# Change of Plans



## flyboy2610 (Jan 20, 2010)

Instead of constructing a 5x19x7 folded dogbone, and basically using most of the available (at the moment) room in the basement, I have decided to build a 5x10 layout on casters. This will allow me to push it into a corner when not in use, but enable me to have access to all areas. The minimum radius is 22", so that should allow me to use some decent steam power. I wanted to have a variety of scenic effects as well. I have a lake, a tunnel, and some hills with a rock cut between the passing/runaround track. I have some industrial areas and a small yard with engine service area. It will also have a small town.

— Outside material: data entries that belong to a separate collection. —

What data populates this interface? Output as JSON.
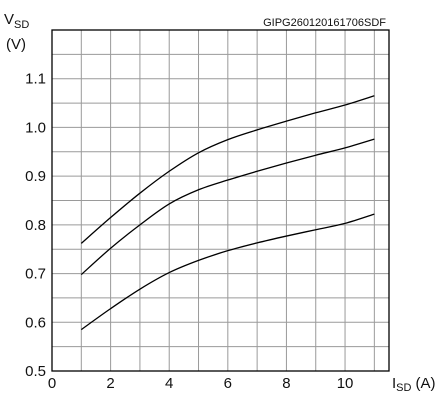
{
  "chart_data": {
    "type": "line",
    "code_label": "GIPG260120161706SDF",
    "ylabel": {
      "main": "V",
      "sub": "SD",
      "unit": "(V)"
    },
    "xlabel": {
      "main": "I",
      "sub": "SD",
      "unit": "(A)"
    },
    "xlim": [
      0,
      11.5
    ],
    "ylim": [
      0.5,
      1.2
    ],
    "xticks": [
      "0",
      "2",
      "4",
      "6",
      "8",
      "10"
    ],
    "yticks": [
      "0.5",
      "0.6",
      "0.7",
      "0.8",
      "0.9",
      "1.0",
      "1.1"
    ],
    "grid": true,
    "x": [
      1,
      2,
      3,
      4,
      5,
      6,
      7,
      8,
      9,
      10,
      11
    ],
    "series": [
      {
        "values": [
          0.762,
          0.815,
          0.865,
          0.91,
          0.948,
          0.975,
          0.995,
          1.013,
          1.03,
          1.046,
          1.065
        ]
      },
      {
        "values": [
          0.698,
          0.752,
          0.8,
          0.843,
          0.872,
          0.892,
          0.91,
          0.927,
          0.943,
          0.958,
          0.976
        ]
      },
      {
        "values": [
          0.585,
          0.628,
          0.668,
          0.702,
          0.727,
          0.747,
          0.763,
          0.777,
          0.79,
          0.803,
          0.822
        ]
      }
    ],
    "colors": {
      "line": "#000000",
      "grid": "#9a9a9a"
    }
  }
}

The tunnel will enable me to "hide" a train, and I can pretend that it's taking several hours to reach its destination. Or I can just let it roundy round.
Building on a rectangle means that some tracks have to do double duty, such as the passing siding doubling as a runaround track. The time will come when I can have the whole basement, and then I can do everything just so. But for now, compromises must be made.


----------



## Reckers (Oct 11, 2009)

I'm curious, flyboy...what's the purpose of the "X" configuration in the upper right? It's your layout, of course, but it looks sort of awkward to use.


----------



## flyboy2610 (Jan 20, 2010)

I wanted a facing point industrial spur. Just because.


----------